If the read of Y is non-volatile on T0 (which would be bad because a compiler may hoist it out of the loop, but ignore compilers for a moment), then the fact that the subsequent read of X is volatile does not save us from a reordering leading to A == 5. This is the { ld, ld.acq } case described earlier. Why might this physically occur? Well, it won’t happen on X86 and X64 because loads are not permitted to reorder. However!! IA64 permits non-acquire loads (non-volatile) to reorder, and so the A = X may actually be satisfied out of the write buffer before the store even leaves the processor. It’s as though the program became:
T0 T1
X = 5; // st.rel while (X == 0) ; // ld.acq
A = X; // ld.acq X = 0; // st.rel
while (Y == 0) ; // ld Y = 5; // st.rel
Whoops! This should make it apparent that this outcome is indeed a real possibility. And clearly it may cause bugs.
Note 6/13/08: Eric pointed out privately that compilers need only respect the CLR MM, and can freely reorder loads. Thus, this problem may actually arise on non-IA64 machines. Of course he is entirely correct. It was silly of me to overlook that.
All that said, let’s get back to the original concern about visibility of writes. This issue doesn’t even really involve reordering. Imagine one processor continuously executes a stream of lock acquires and releases, and that the stream goes on indefinitely (perhaps because it’s in a loop):
while (Interlocked.CompareExchange(ref m_state, 1, 0) != 0) ;
m_state = 0;
while (Interlocked.CompareExchange(ref m_state, 1, 0) != 0) ;
m_state = 0;
…
The Interlocked operation acquires the cache line in X mode. After it executes, other processors will notice that the lock is taken. But right away, the processor writes 0 to the line without a fence, and immediately goes on to execute another acquire. It is highly likely that the line will be marked dirty in the processor’s cache by the time that it acquires it in X mode again, something that the cache coherency system makes very cheap. In fact, the write of m_state = 0 probably hasn’t left the write buffer yet due to latency.
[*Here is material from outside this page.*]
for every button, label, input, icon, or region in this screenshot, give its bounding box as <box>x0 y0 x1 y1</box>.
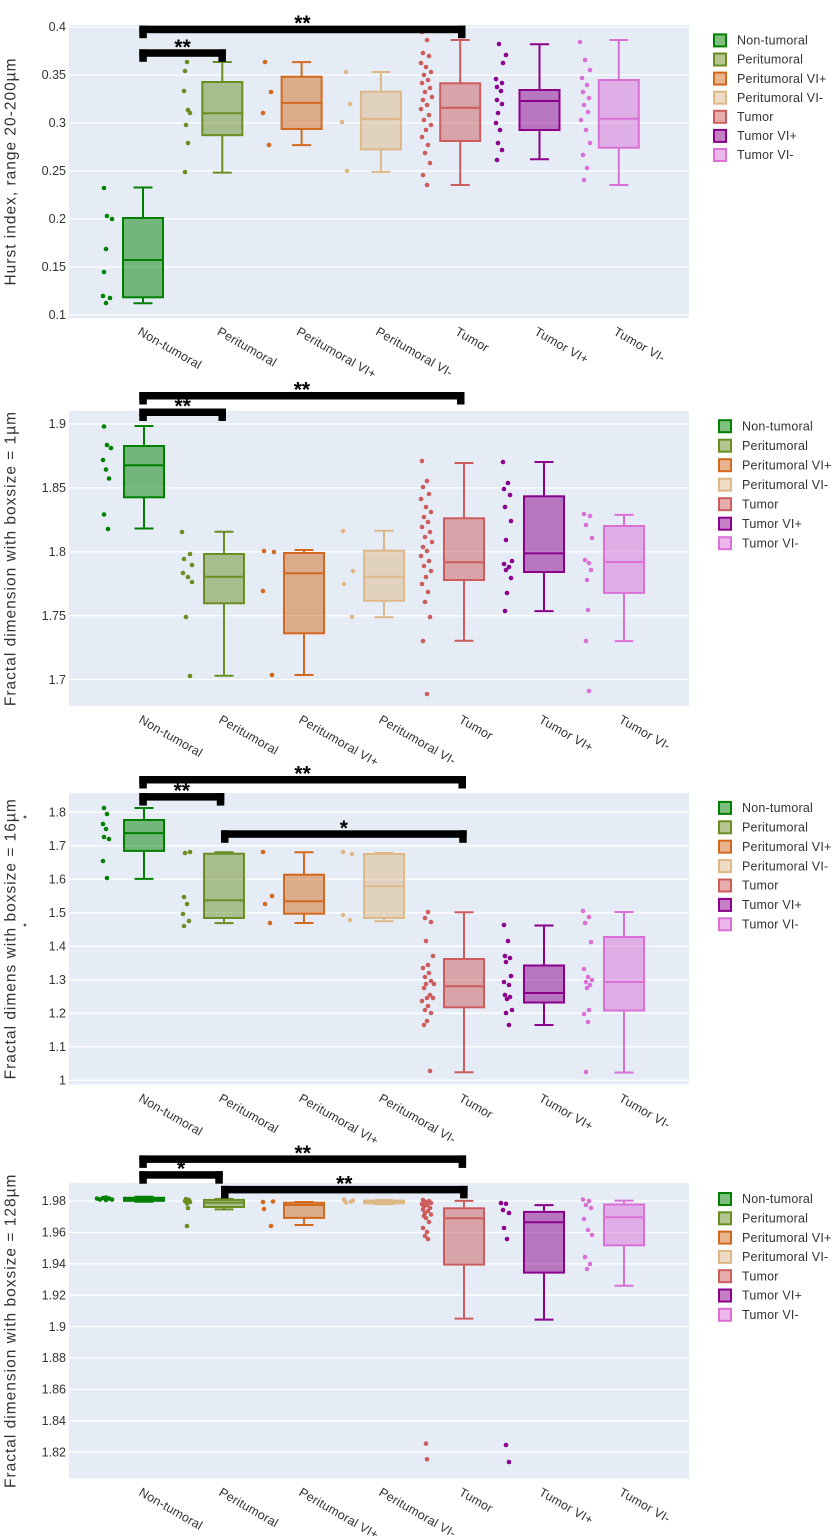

So before another processor can even see m_state as 0, the processor will have already gotten around to taking the lock again. Even for volatile loads and stores, there is no MM guarantee that writes will leave the processor immediately; hence the documentaiton earlier is slightly confusing; yes, the processor doing a volatile read will see the “most recent” value, but that “most recent” value (a) may be satisfied out of the local write buffer, and (b) may simply not have the ability to observe writes that occurred in practice due to the above timeliness issue.